An increasing number of children's hospitals are turning to child life specialists to make children's patient experiences less traumatic and their treatment more efficient, SFGate reports.
"It's my job to home in on the child, see how they're coping at that moment," Kristen Beckler, a child life specialist with Stanford Hospital in California, said in the article. "Sometimes we want to come up and make it be not scary. But you can't always do that. I help them understand what to expect."
Child life specialists work with children from birth to young adulthood, ranging from those with chronic conditions to those who are only visiting the emergency room. Although the primary goal is to minimize trauma for the children, "there are secondary gains," according to Michael Towne, manager of child life services at University of California San Francisco Benioff Children's Hospital.
"Hospitals are changing how they think about child life. They're not just thinking about us as a pleasant addition for a positive experience," Towne told SFGate. "If the child copes better, it's less of a struggle to treat them, it takes less time and it takes less medicine.

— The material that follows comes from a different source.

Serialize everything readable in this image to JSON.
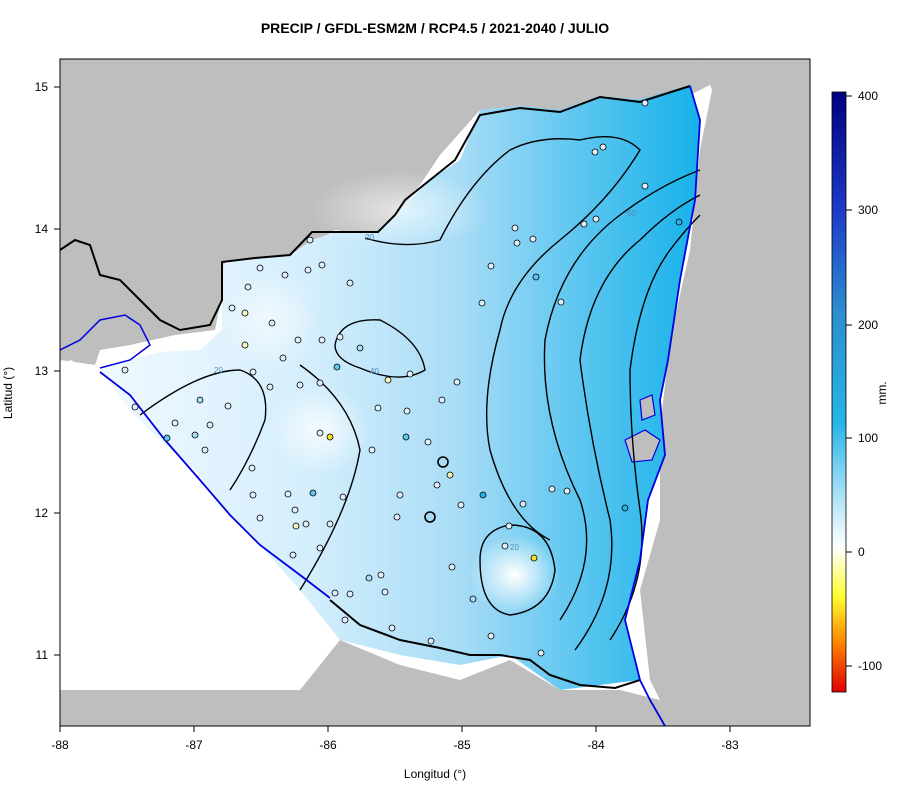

It's more efficient care."
Child life specialists have applications beyond patients as well. For example, they can help children cope with the loss of a loved one, according to Tara Monroe, child life specialist for the 192-bed Nemours/Alfred I. DuPont Hospital for Children in Wilmington, Del.
"The big piece is explaining that I'm not walking in and then talking about emotional things," Monroe told Delaware Online. "It's more like, 'Hi, I'm Tara. Let's play today.'"
"The child life specialists are in between the medical world--and all the technology and the needles and the pointy things--and the child," Bernard Dannenberg, M.D., director of pediatric emergency at Stanford, told SFGate. "The children know that this (child life specialist) is the only person who can't hurt me."
Many children's hospitals have begun incorporating other strategies to make the experience less frightening, such as giving children pre-surgery tours of operating areas or providing goggles that allow them to watch movies during medical tests, FierceHealthcare previously reported.